A bipartisan fix will be needed
The big question is: How do we fix Social Security? According to the Trustees report, “Making Social Security solvent over the infinite horizon requires some combination of increased revenue or reduced benefits for current and future participants amounting to $53 trillion in present value.”
Based on estimates provided by the Board, a payroll tax increase of 4.6 percentage points would resolve this infinite shortfall. In other words, increasing the current payroll tax collection from 12.4% of earned income (up to the maximum taxable earnings cap) to 17% would cover the program’s projected infinite horizon unfunded obligations. For the typical worker who splits their payroll tax liability with their employer, it would mean a tax liability of 8.5% on their earned income, rather than the 6.2% they pay today.

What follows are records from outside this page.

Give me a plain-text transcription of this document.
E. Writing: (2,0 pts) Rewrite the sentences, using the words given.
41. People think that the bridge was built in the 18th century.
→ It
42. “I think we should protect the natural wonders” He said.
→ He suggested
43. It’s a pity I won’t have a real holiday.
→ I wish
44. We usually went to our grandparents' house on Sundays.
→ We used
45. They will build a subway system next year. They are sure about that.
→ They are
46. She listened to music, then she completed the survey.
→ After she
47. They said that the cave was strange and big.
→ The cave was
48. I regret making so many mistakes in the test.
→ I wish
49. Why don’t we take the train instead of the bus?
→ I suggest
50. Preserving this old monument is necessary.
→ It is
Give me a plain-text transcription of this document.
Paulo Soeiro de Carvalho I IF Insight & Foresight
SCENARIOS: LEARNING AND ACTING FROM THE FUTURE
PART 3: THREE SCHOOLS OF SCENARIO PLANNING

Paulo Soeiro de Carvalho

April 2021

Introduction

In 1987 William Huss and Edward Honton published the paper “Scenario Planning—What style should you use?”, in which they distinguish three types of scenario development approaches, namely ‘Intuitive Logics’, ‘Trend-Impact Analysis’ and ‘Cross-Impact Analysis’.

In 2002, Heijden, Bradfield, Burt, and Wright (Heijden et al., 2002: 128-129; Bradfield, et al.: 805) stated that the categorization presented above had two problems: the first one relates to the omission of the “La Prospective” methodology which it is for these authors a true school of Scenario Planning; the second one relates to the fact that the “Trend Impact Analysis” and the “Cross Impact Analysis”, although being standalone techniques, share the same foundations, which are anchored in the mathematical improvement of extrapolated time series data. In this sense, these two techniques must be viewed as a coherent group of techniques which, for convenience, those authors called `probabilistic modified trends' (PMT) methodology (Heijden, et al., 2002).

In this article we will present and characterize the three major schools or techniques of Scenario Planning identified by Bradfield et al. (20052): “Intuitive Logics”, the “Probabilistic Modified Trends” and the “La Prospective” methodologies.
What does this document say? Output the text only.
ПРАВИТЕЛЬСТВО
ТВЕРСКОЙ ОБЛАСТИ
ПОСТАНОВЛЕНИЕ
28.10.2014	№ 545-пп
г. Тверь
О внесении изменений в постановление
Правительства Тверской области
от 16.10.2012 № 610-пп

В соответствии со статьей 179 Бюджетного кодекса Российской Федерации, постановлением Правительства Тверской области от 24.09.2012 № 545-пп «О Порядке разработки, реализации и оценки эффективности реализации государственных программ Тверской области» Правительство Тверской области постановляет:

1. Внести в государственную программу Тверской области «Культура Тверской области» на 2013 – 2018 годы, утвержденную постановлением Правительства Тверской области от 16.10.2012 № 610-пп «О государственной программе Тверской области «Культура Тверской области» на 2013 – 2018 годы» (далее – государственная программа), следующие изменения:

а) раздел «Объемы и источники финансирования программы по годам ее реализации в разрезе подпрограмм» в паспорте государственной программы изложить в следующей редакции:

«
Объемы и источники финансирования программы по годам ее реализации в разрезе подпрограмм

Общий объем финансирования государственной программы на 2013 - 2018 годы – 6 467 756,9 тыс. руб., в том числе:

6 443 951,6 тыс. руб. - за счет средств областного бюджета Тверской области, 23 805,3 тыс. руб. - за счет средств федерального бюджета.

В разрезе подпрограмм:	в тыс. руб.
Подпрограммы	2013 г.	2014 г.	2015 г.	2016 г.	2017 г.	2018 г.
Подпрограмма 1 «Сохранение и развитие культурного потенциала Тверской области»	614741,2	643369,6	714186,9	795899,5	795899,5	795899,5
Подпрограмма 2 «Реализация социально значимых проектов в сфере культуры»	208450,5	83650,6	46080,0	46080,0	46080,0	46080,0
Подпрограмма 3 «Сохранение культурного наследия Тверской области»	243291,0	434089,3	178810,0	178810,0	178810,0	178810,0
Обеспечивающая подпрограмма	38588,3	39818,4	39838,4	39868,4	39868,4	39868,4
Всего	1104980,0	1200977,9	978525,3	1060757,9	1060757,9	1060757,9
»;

More than likely, however, lawmakers are going to be unable to push through such a large payroll tax increase on working Americans. While polling has shown that workers favor higher tax rates if it means saving Social Security, the magnitude of the tax hike they’re willing to accept is rather small. A “Voice of the People” survey conducted in 2016 found that favorability ended with a personal liability of 6.6%, or 40 basis points higher than it is now. A 7.2% personal liability rate (i.e., a 14.4% overall payroll tax on earned income for employees) had just 19% support among those polled.
In order to provide a lasting fix for Social Security, we’re going to need a bipartisan bill that leans on the core proposal of each party. This means accepting the Democrats’ idea of increasing taxation on the well-to-do to tackle the program’s most immediate cash concerns. It also means counting on the Republicans’ proposal to gradually raise the full retirement age to as high as 70. Only a bipartisan solution can tackle Social Security’s near-term and long-term concerns.
Unfortunately, the longer lawmakers wait to act, the larger this funding obligation shortfall is liable to grow.